CHORLTON, Michael C. A competitor with a type 51A (51126) at the May 1948 Prescott meeting when he recorded a time of 56.55 secs. (comp. no. 63). The car had been imported by Jack Lemon Burton in 1937 and was raced by him before he sold the car to Chorlton. Obituary : “Bugantics” 15/1/44 (?) Chorlton is listed in the 1989 “British Bugatti Register” as a former owner of a type 51 “Built up from mostly new parts on a frame recovered from the extensively modified one previously on the Chorlton Special” this being the car assembled by Keith Butti and later owned by Alan Riley after it had passed throught the hands of Margulies and Hannen.

i Was quoting from my feeble memory it may well be 51126 not 51127 but the story told me by Ivan is essentially as I have described it.

Author:  Bugwrench [ Mon Sep 28, 2009 11:36 pm ]
Post subject:  Re: [For sale] Bugatti type 40

GCL-Wales wrote:
I have heard that there is strong interest in both the type 40 and type 51 which Martin Chisholm is selling.

I consider £250K a bit high for a modern bodied T40. The conversion to alloy wheels and matching brakes was done using new Brineton parts no doubt and could easily be modified if originality is wanted.
A dogbox in a T40 is a very nice thing to have. The T40/43/44 box is not Ettores best design. For the lower revving engines it is OK but if you are in a hurry with a T40 you need the revs and changing gear at 5k+ with the standard box is not a happy experience.
Bugwrench

Author:  Lazarus [ Tue Sep 29, 2009 6:20 am ]
Post subject:  Re: [For sale] Bugatti type 40

Bugwrench wrote:
GCL-Wales wrote:
I have heard that there is strong interest in both the type 40 and type 51 which Martin Chisholm is selling.

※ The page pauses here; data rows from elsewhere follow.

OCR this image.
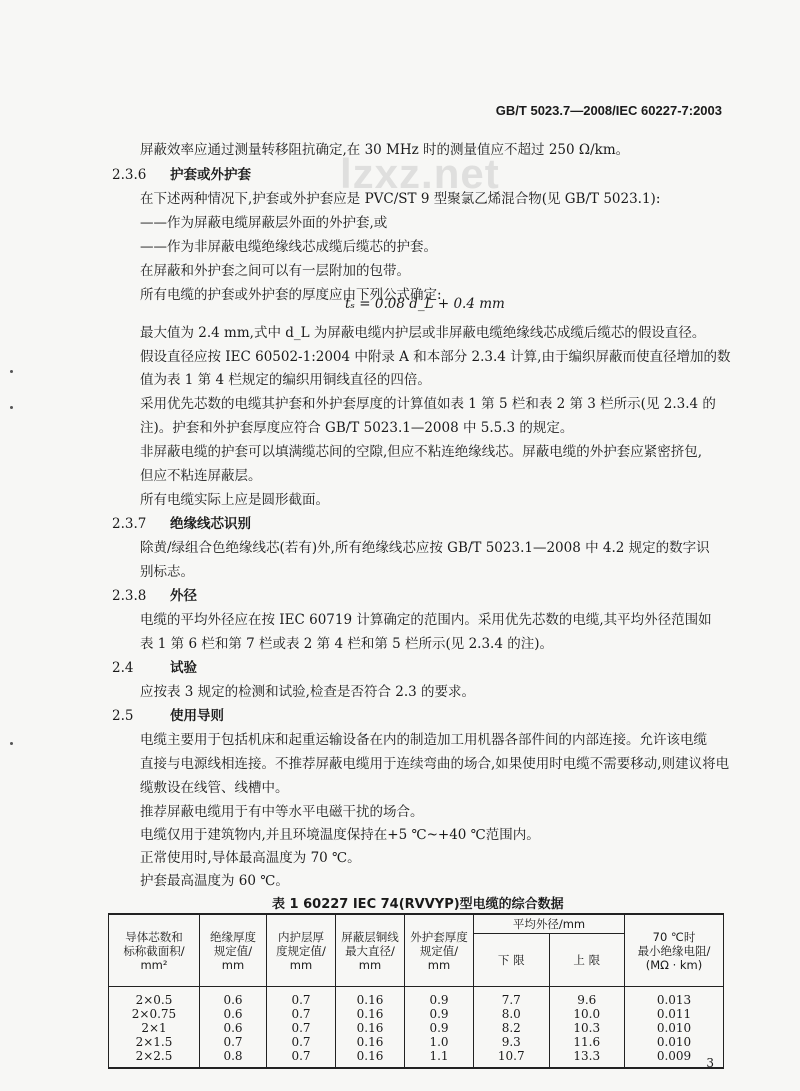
GB/T 5023.7—2008/IEC 60227-7:2003
lzxz.net
屏蔽效率应通过测量转移阻抗确定,在 30 MHz 时的测量值应不超过 250 Ω/km。
2.3.6 护套或外护套
在下述两种情况下,护套或外护套应是 PVC/ST 9 型聚氯乙烯混合物(见 GB/T 5023.1):
——作为屏蔽电缆屏蔽层外面的外护套,或
——作为非屏蔽电缆绝缘线芯成缆后缆芯的护套。
在屏蔽和外护套之间可以有一层附加的包带。
所有电缆的护套或外护套的厚度应由下列公式确定:
tₛ = 0.08 d_L + 0.4 mm
最大值为 2.4 mm,式中 d_L 为屏蔽电缆内护层或非屏蔽电缆绝缘线芯成缆后缆芯的假设直径。
假设直径应按 IEC 60502-1:2004 中附录 A 和本部分 2.3.4 计算,由于编织屏蔽而使直径增加的数
值为表 1 第 4 栏规定的编织用铜线直径的四倍。
采用优先芯数的电缆其护套和外护套厚度的计算值如表 1 第 5 栏和表 2 第 3 栏所示(见 2.3.4 的
注)。护套和外护套厚度应符合 GB/T 5023.1—2008 中 5.5.3 的规定。
非屏蔽电缆的护套可以填满缆芯间的空隙,但应不粘连绝缘线芯。屏蔽电缆的外护套应紧密挤包,
但应不粘连屏蔽层。
所有电缆实际上应是圆形截面。
2.3.7 绝缘线芯识别
除黄/绿组合色绝缘线芯(若有)外,所有绝缘线芯应按 GB/T 5023.1—2008 中 4.2 规定的数字识
别标志。
2.3.8 外径
电缆的平均外径应在按 IEC 60719 计算确定的范围内。采用优先芯数的电缆,其平均外径范围如
表 1 第 6 栏和第 7 栏或表 2 第 4 栏和第 5 栏所示(见 2.3.4 的注)。
2.4	试验
应按表 3 规定的检测和试验,检查是否符合 2.3 的要求。
2.5	使用导则
电缆主要用于包括机床和起重运输设备在内的制造加工用机器各部件间的内部连接。允许该电缆
直接与电源线相连接。不推荐屏蔽电缆用于连续弯曲的场合,如果使用时电缆不需要移动,则建议将电
缆敷设在线管、线槽中。
推荐屏蔽电缆用于有中等水平电磁干扰的场合。
电缆仅用于建筑物内,并且环境温度保持在+5 ℃~+40 ℃范围内。
正常使用时,导体最高温度为 70 ℃。
护套最高温度为 60 ℃。
表 1 60227 IEC 74(RVVYP)型电缆的综合数据
导体芯数和
标称截面积/
mm²	绝缘厚度
规定值/
mm	内护层厚
度规定值/
mm	屏蔽层铜线
最大直径/
mm	外护套厚度
规定值/
mm	平均外径/mm		70 ℃时
最小绝缘电阻/
(MΩ · km)
					下 限	上 限	
2×0.5	0.6	0.7	0.16	0.9	7.7	9.6	0.013
2×0.75	0.6	0.7	0.16	0.9	8.0	10.0	0.011
2×1	0.6	0.7	0.16	0.9	8.2	10.3	0.010
2×1.5	0.7	0.7	0.16	1.0	9.3	11.6	0.010
2×2.5	0.8	0.7	0.16	1.1	10.7	13.3	0.009 3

I consider £250K a bit high for a modern bodied T40. The conversion to alloy wheels and matching brakes was done using new Brineton parts no doubt and could easily be modified if originality is wanted.
A dogbox in a T40 is a very nice thing to have. The T40/43/44 box is not Ettores best design. For the lower revving engines it is OK but if you are in a hurry with a T40 you need the revs and changing gear at 5k+ with the standard box is not a happy experience.
Bugwrench

oh dear,am I the only person who can still double de clutch? :lol: :lol: :lol:

Author:  Bugwrench [ Tue Sep 29, 2009 9:15 am ]
Post subject:  Re: [For sale] Bugatti type 40

Lazarus wrote:
oh dear,am I the only person who can still double de clutch? :lol: :lol: :lol:

Sorry wrong remark!
As a technician and knowledgable about the Bugatti technical matters I expected you to be aware of the design error made by Ettore in the T40/43/44 gearbox. Have a look and you will understand.
Bugwrench

Author:  Lazarus [ Tue Sep 29, 2009 1:48 pm ]
Post subject:  Re: [For sale] Bugatti type 40

Bugwrench wrote:
Lazarus wrote:
oh dear,am I the only person who can still double de clutch? :lol: :lol: :lol:

Sorry wrong remark!
As a technician and knowledgable about the Bugatti technical matters I expected you to be aware of the design error made by Ettore in the T40/43/44 gearbox. Have a look and you will understand.
Bugwrench

i am well aware that you pick up reverse as you pass through the box.My remark was somewhat tongue in cheek.As i am sure you knew.I would still rather have the Brescia version, with suitable ratios, than the modern conversion.